Molecular Mechanisms of Cuproptosis in Osteoarthritis: Pathways, Crosstalk, and Therapeutic Opportunities.

Abstract

Osteoarthritis (OA), the most prevalent degenerative joint disorder worldwide, continues to impose significant personal and societal burdens due to the absence of effective disease-modifying therapies. Recent advances in metallobiology have identified cuproptosis, a copper (Cu)-dependent regulated cell death pathway, as a potential driver of OA pathogenesis. In OA, dysregulated Cu homeostasis has been linked to oxidative stress, inflammatory signalling activation, mitochondrial dysfunction, and direct chondrocyte injury. Mechanistically, Cu²⁺ overload promotes aggregation of lipoylated tricarboxylic acid (TCA) cycle enzymes and destabilisation of iron-sulfur clusters, thereby impairing mitochondrial integrity and cellular metabolism.
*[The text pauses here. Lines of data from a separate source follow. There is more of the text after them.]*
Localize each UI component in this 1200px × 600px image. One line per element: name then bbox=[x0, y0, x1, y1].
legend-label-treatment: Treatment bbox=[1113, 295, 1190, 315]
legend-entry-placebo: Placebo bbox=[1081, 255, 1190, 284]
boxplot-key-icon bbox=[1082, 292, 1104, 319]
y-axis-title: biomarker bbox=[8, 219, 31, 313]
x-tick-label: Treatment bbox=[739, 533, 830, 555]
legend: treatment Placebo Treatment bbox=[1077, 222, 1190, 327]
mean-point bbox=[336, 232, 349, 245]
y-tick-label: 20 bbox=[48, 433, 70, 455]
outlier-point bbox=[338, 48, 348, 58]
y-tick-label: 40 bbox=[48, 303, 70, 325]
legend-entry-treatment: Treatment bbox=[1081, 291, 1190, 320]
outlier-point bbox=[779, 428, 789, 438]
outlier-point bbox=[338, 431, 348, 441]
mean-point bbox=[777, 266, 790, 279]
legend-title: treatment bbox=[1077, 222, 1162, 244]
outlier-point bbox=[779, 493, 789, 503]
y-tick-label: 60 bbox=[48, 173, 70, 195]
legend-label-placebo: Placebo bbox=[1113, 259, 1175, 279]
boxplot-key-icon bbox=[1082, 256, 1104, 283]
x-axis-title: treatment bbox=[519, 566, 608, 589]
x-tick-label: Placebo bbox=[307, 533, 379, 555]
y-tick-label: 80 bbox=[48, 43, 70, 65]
Emerging evidence also highlights extensive crosstalk between cuproptosis and ferroptosis, mediated largely by glutathione depletion and glutathione peroxidase 4 (GPX4) dysfunction, which amplifies oxidative damage in joint tissues. This review synthesises current evidence on Cu metabolism, the regulation and function of cuproptosis-related genes (CRGs), and their roles in immune infiltration, inflammatory signalling, and cartilage degeneration in OA. We further examine the interplay between cuproptosis and ferroptosis, and critically evaluate therapeutic strategies, including Cu chelation, antioxidant reinforcement, and pathway modulation, that may offer disease-modifying potential. By integrating these mechanistic insights, we aim to define new translational opportunities for OA management and outline priority areas for future research.